Festzuhalten, wie spannend Katzen mit ihren mal besinnlichen, mal fast bedrohlichen Blicken sowie ihrer eleganten, entspannten oder auch höchst angespannten Körpersprache sein können, wie viel Innigkeit oder Ablehnung sie dabei geradezu mühelos transportieren, ist quer über den Globus auch ein reizvolles Thema für Maler. Die Katze ist ein perfektes Porträtthema, wobei die Maler dem Tier oder der Situation, in der sie es zeigen, immer hohen Respekt zollen, wie Angus Hyland und Caroline Roberts belegen.

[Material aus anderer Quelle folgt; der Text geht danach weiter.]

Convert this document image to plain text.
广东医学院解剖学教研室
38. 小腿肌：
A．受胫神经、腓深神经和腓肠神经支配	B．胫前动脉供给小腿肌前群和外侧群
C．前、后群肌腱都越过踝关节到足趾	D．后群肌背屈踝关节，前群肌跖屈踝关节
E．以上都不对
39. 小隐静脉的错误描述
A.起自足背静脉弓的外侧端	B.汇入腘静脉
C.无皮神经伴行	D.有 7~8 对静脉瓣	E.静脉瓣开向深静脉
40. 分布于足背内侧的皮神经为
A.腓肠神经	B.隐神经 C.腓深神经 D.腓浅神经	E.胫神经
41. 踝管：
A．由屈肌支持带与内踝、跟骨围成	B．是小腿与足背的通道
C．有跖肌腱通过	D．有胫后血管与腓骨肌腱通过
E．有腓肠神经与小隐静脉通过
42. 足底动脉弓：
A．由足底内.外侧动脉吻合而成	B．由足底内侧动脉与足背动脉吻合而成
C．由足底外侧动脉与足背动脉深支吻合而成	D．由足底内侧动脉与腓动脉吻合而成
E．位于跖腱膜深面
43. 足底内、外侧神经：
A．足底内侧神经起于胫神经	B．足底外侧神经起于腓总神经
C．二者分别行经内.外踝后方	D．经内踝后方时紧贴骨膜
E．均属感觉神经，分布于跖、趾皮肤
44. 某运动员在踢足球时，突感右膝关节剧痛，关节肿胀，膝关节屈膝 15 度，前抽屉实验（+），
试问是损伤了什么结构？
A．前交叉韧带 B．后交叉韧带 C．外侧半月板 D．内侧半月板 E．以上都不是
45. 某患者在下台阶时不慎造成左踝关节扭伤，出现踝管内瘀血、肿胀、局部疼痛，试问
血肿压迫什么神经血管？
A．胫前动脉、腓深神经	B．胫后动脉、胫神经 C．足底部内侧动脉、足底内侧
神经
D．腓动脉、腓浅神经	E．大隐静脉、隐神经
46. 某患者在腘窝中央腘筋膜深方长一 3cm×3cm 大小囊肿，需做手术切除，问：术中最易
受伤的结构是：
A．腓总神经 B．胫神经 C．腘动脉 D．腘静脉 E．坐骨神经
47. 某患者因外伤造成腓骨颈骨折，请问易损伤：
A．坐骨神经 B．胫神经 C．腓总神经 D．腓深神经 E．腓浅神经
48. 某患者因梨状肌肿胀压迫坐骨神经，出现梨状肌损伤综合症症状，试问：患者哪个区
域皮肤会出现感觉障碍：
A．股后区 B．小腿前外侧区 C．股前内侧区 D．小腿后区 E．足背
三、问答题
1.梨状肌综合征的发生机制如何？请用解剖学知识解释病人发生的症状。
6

Ihre „Katzen in der Kunst“ sind ein Kompendium von Gemälden und Zeichnungen, das zwar zurückreicht bis zu Leonardo oder Jean-Baptiste Greuze, den Schwerpunkt jedoch auf die Moderne legt und dabei weltweit und in vielen Stilrichtungen fündig wird. Dabei erhalten die Bilder weit mehr Raum als in vielen anderen Bänden: Sie dürfen ganze Seiten mit ihren Schönheiten im doppelten Sinn füllen. Vielfach erfährt man dazu nur den Namen des gezeigten Künstlers, den Titel seines Bildes sowie dessen Entstehungsjahr, dabei steht dann auf der gegenüberliegenden Seite ein passendes Katzen-Zitat, typografisch reizvoll in Szene gesetzt. Doch immer wieder haben die Autoren auch kleine Texte dazugestellt – und dann erklären auch sie Katzenverhalten von der Tierkunde aus. Beim Lesen verblüfft dann, wie empathisch nahe die Maler mit ihren Moment-Szenerien auch der „inneren“ Natur des Tieres kommen, wie sie ohne Worte vermitteln können, wofür große, offene Augen, gespitzte Ohren oder schleichender Gang im Katzenleben stehen.